Their decision came in a one-paragraph order, with two dissenting justices: Clarence Thomas and Samuel A. Alito Jr. However, up to two other judges could have disagreed with the order without public disclosure since the order was unsigned.  Thomas did not explain his dissent, but Alito provided a detailed three-page analysis that attacks FDA strictly on procedural grounds.

Alito’s dissent is required reading to understand how morality will never be discussed in any decision to support eliminating access to this abortion pill. He also avoids attacking the validity of FDA’s science and settles for merely noting that there is no real threat of harm from an expected short appeal period.

If Alito’s dissent foreshadows the arguments that the Circuit Court will apply to sustain Kacsmaryk’s decision, the final decision comes down to who will be on their panel to hear the FDA’s case. It may not be the same judges that heard FDA’s initial motion.

However, if the panel has a majority of Trump appointees, they would be expected to reach a similar conclusion. If they overreach and base their decision on FDA’s science, they could be on shakier ground for winning a Superior Court ruling if it decides to hear an appeal.

Circuit panels generally consist of three judges, supposedly selected at random. A Cornell Law Review article by a professor found that rarely are the judges chosen randomly. Since the Fifth Circuit Court has four Democrat-appointed to twelve Republican-appointed judges, it is the most conservative appeals court.

It turned even further right with Trump appointing six of the judges. If a three-judge panel is used to hear the FDA case, two of the three will likely be Trump appointees, having the same makeup as the original panel that heard FDA’s appeal.

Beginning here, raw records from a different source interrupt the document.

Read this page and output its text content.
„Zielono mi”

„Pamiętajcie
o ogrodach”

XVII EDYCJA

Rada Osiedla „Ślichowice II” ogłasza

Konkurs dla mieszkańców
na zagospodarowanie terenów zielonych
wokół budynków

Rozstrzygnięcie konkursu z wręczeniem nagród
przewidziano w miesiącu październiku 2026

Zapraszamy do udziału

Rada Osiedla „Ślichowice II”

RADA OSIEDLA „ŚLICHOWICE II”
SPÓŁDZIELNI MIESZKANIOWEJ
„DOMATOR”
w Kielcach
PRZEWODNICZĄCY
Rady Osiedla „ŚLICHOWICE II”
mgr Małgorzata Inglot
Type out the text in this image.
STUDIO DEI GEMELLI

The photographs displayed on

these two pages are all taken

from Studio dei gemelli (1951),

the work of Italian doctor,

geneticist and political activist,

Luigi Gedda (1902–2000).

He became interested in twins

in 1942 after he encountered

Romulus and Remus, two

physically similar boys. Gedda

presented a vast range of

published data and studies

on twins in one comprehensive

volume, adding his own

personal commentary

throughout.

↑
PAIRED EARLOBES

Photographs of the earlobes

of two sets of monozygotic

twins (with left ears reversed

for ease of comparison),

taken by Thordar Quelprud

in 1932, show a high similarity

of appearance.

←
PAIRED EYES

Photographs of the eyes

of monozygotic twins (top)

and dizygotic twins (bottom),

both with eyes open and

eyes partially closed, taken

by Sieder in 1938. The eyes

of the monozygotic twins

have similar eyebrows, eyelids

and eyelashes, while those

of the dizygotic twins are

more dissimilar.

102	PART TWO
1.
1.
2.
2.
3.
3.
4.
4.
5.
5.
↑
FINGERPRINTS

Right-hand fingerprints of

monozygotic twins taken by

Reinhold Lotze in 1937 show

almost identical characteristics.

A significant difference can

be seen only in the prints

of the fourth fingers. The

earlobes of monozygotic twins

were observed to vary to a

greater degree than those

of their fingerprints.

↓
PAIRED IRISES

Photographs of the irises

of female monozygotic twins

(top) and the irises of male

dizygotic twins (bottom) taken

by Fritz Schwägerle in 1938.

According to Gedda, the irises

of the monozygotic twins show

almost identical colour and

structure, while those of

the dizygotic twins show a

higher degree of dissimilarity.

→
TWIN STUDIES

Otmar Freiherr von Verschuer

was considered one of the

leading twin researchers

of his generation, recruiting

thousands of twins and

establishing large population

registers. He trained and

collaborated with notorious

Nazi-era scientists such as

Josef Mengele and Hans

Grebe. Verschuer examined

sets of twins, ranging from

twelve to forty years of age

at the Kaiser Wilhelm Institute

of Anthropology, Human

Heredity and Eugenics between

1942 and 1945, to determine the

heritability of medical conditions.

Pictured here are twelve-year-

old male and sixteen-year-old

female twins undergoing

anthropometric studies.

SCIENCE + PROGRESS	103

If the Circuit Court denies FDA’s appeal or overrules Kacsmaryk’s decision, one of the parties will undoubtedly appeal to the Supreme Court. But, again, Trump-appointed judges may hold sway; half of the six Republican-appointed justices are moralists selected by Trump.

The Supreme Court conservative Justices’ would be headed toward a strict moralistic application of the law. Following Alioto’s logic, they would prefer to define their ruling around procedural issues, not morality. If the Circuit Court’s decision questions the science used as a basis for their ruling, the SCOTUS justices could be split on how they rule on the appeal of that court’s finding.

Whatever the outcome, the conservative Supreme Court Justices’ decision to deny this pill to women would reflect their unwavering Christian beliefs. Acknowledging that the US can harbor a mixture of religious thoughts and practices without one faith being morally superior will not be present in their decision.

No government cannot decree that a democratic society must make a perfect moral world; it can only make a world that regulates harmful behavior toward other citizens. That is why Congress must remove this issue from the judicial system and codify women’s rights to control their bodies.

Nick Licata is author of Becoming A Citizen Activist, and has served 5 terms on the Seattle City Council, named progressive municipal official of the year by The Nation, and is founding board chair of Local Progress, a national network of 1,000 progressive municipal officials.